D. Targeted nursing for adverse events
As shown in Table 2, adverse events occurred in 10 patients after surgery. Targeted nursing for the above adverse events played essential roles in recovery, and the details are as follows (also seen in Figure 2).
Neck Hematoma. Attention should be paid to the self-reported symptoms of patients and the quality and quantity of the drainage liquid. When the amount of drainage liquid increased and the color turned dark, we needed to remove the neck collar, watch the color of the neck, observe whether the neck widened, and palpate the neck to assess muscle tension. Neck hematoma is usually caused by poor drainage and the use of anticoagulant drugs. For obstructed drainage, the tubes were repositioned. For the patients with a medical history of anticoagulant drugs, pressure dressings were effective, and drainage tubes were not removed unless the situation improved.

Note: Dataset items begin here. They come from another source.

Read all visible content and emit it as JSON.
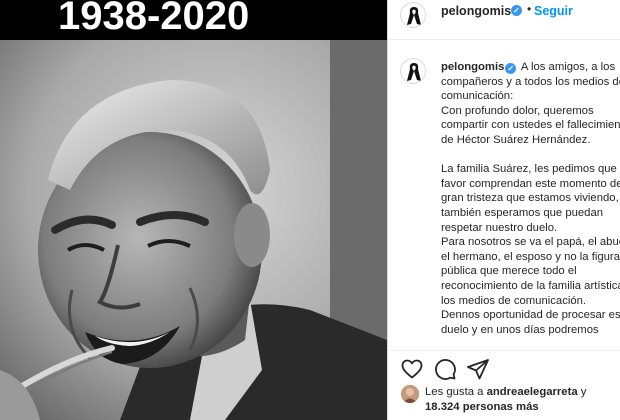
{
  "photo": {
    "banner_text": "1938-2020"
  },
  "post": {
    "username": "pelongomis",
    "verified_symbol": "✓",
    "separator": "•",
    "follow_label": "Seguir"
  },
  "caption": {
    "username": "pelongomis",
    "lines": [
      "A los amigos, a los",
      "compañeros y a todos los medios de",
      "comunicación:",
      "Con profundo dolor, queremos",
      "compartir con ustedes el fallecimiento",
      "de Héctor Suárez Hernández.",
      "",
      "La familia Suárez, les pedimos que por",
      "favor comprendan este momento de",
      "gran tristeza que estamos viviendo,",
      "también esperamos que puedan",
      "respetar nuestro duelo.",
      "Para nosotros se va el papá, el abuelo,",
      "el hermano, el esposo y no la figura",
      "pública que merece todo el",
      "reconocimiento de la familia artística y",
      "los medios de comunicación.",
      "Dennos oportunidad de procesar este",
      "duelo y en unos días podremos"
    ]
  },
  "actions": {
    "like_icon": "heart-icon",
    "comment_icon": "comment-icon",
    "share_icon": "share-icon",
    "save_icon": "bookmark-icon"
  },
  "likes": {
    "prefix": "Les gusta a ",
    "user": "andreaelegarreta",
    "connector": " y",
    "count": "18.324 personas más"
  },
  "colors": {
    "accent": "#0095f6",
    "verified": "#3897f0",
    "text": "#262626"
  }
}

Hoarseness. Injuries of the recurrent laryngeal nerve can lead to hoarseness, which is generally caused by excessive traction during surgery or neck hematoma compression [13]. Attention should be paid to monitor whether there is a change in voice or coughing when drinking, especially in patients with neck hematoma. For patients suffering from nerve traction, hoarseness spontaneously resolves within approximately one week, and we should increase doctor-patient communication and relieve the anxiety of patients during the nursing process. Regarding patients with neck hematoma, treatments of the primary disease should be stressed, and the details are listed above. For nerve traction, hoarseness spontaneously resolves, but attention should be paid to patient comfort and communication with nurses so that the patients consistently maintain a positive mood.

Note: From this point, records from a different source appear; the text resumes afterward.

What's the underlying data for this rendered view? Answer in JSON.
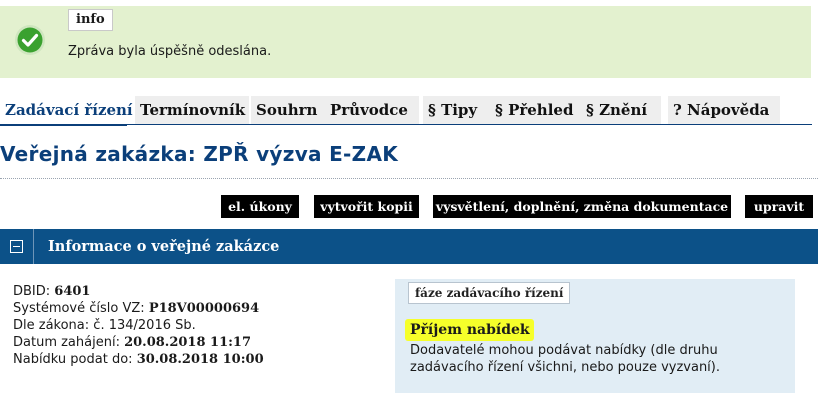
{
  "banner": {
    "label": "info",
    "message": "Zpráva byla úspěšně odeslána.",
    "icon": "checkmark-icon",
    "icon_color": "#3aa12f"
  },
  "tabs": [
    {
      "label": "Zadávací řízení",
      "active": true
    },
    {
      "label": "Termínovník"
    },
    {
      "label": "Souhrn"
    },
    {
      "label": "Průvodce"
    },
    {
      "label": "§ Tipy"
    },
    {
      "label": "§ Přehled"
    },
    {
      "label": "§ Znění"
    },
    {
      "label": "? Nápověda"
    }
  ],
  "page_title": "Veřejná zakázka: ZPŘ výzva E-ZAK",
  "actions": [
    "el. úkony",
    "vytvořit kopii",
    "vysvětlení, doplnění, změna dokumentace",
    "upravit"
  ],
  "section": {
    "title": "Informace o veřejné zakázce"
  },
  "info": {
    "dbid_label": "DBID:",
    "dbid": "6401",
    "sysnum_label": "Systémové číslo VZ:",
    "sysnum": "P18V00000694",
    "law_label": "Dle zákona:",
    "law": "č. 134/2016 Sb.",
    "start_label": "Datum zahájení:",
    "start": "20.08.2018 11:17",
    "deadline_label": "Nabídku podat do:",
    "deadline": "30.08.2018 10:00"
  },
  "phase": {
    "tag": "fáze zadávacího řízení",
    "name": "Příjem nabídek",
    "description": "Dodavatelé mohou podávat nabídky (dle druhu zadávacího řízení všichni, nebo pouze vyzvaní)."
  },
  "colors": {
    "accent": "#0c5188",
    "banner_bg": "#e3f1cf",
    "highlight": "#f6ff2a"
  }
}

Severe Pain. Pain and numbness of the arm were the most common adverse events after surgery [4]. In severe cases, sleep disorders, anxiety and depression, and fluctuations in blood pressure and blood glucose levels can occur, which ultimately negatively impact recovery. The face rating scale (FRS) was utilized to assess the severity of pain [14]. For patients with a score less than 5, the preferred treatment was physical therapy. For the patients with a score between 5 and 7, imagery therapy was added, and the patients were asked to relax their minds and imagine good things, which attenuated sympathetic activation to relieve pain. For the patients with an score higher than 7, sleep disorders can occur, and drug therapy is often necessary. Painkillers (i.e., gabapentin and pregabalin) and sleeping pills were used as needed.

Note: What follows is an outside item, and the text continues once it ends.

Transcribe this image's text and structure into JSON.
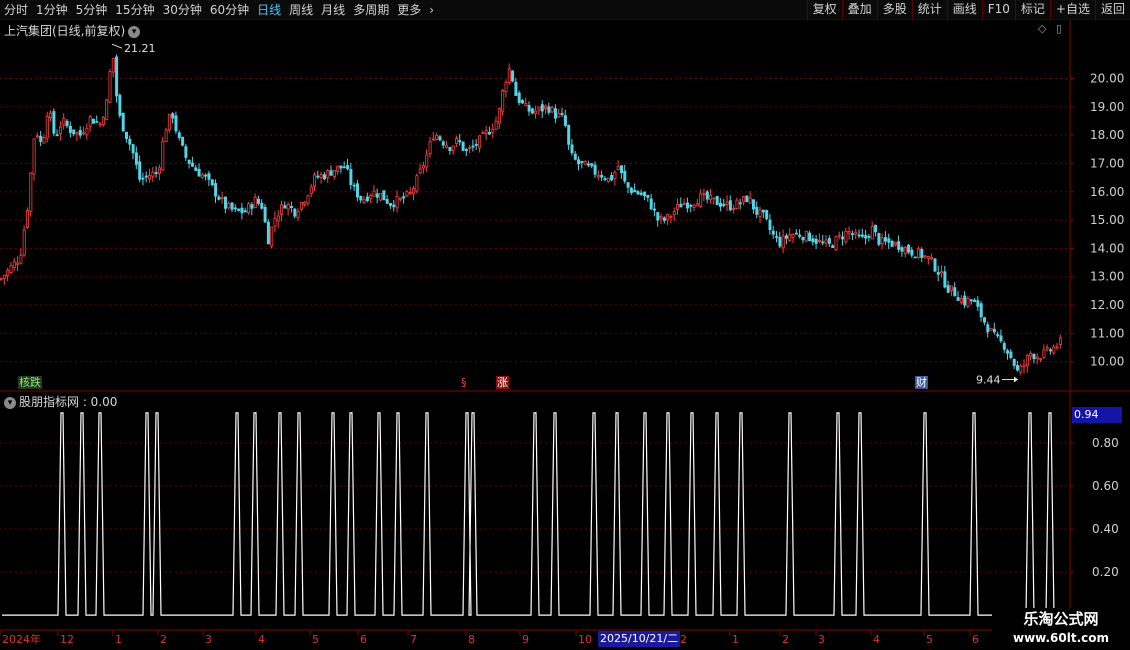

Dyspnea. Phrenic nerve injury can lead to dyspnea [15], which is usually caused by excessive traction or accidental injury when the scalenus is cut anteriorly. We closely monitored the patients’ self-reported symptoms, respiratory frequency and oxygen saturation. When dyspnea occurred, a high concentration of oxygen was used, and emergent blood gas analysis and chest CT scans were performed to determine the severity. Afterwards, patients were asked to enhance thoracic breathing. The exercise was performed three times on the first day for ten minutes each time. Then, the duration and intensity of breathing exercise improved gradually. To prevent lung infection, the head of the bed was raised to 30°, the patient was assisted in turning over, the back of the patient was patted, and atomization inhalation was performed [16, 17].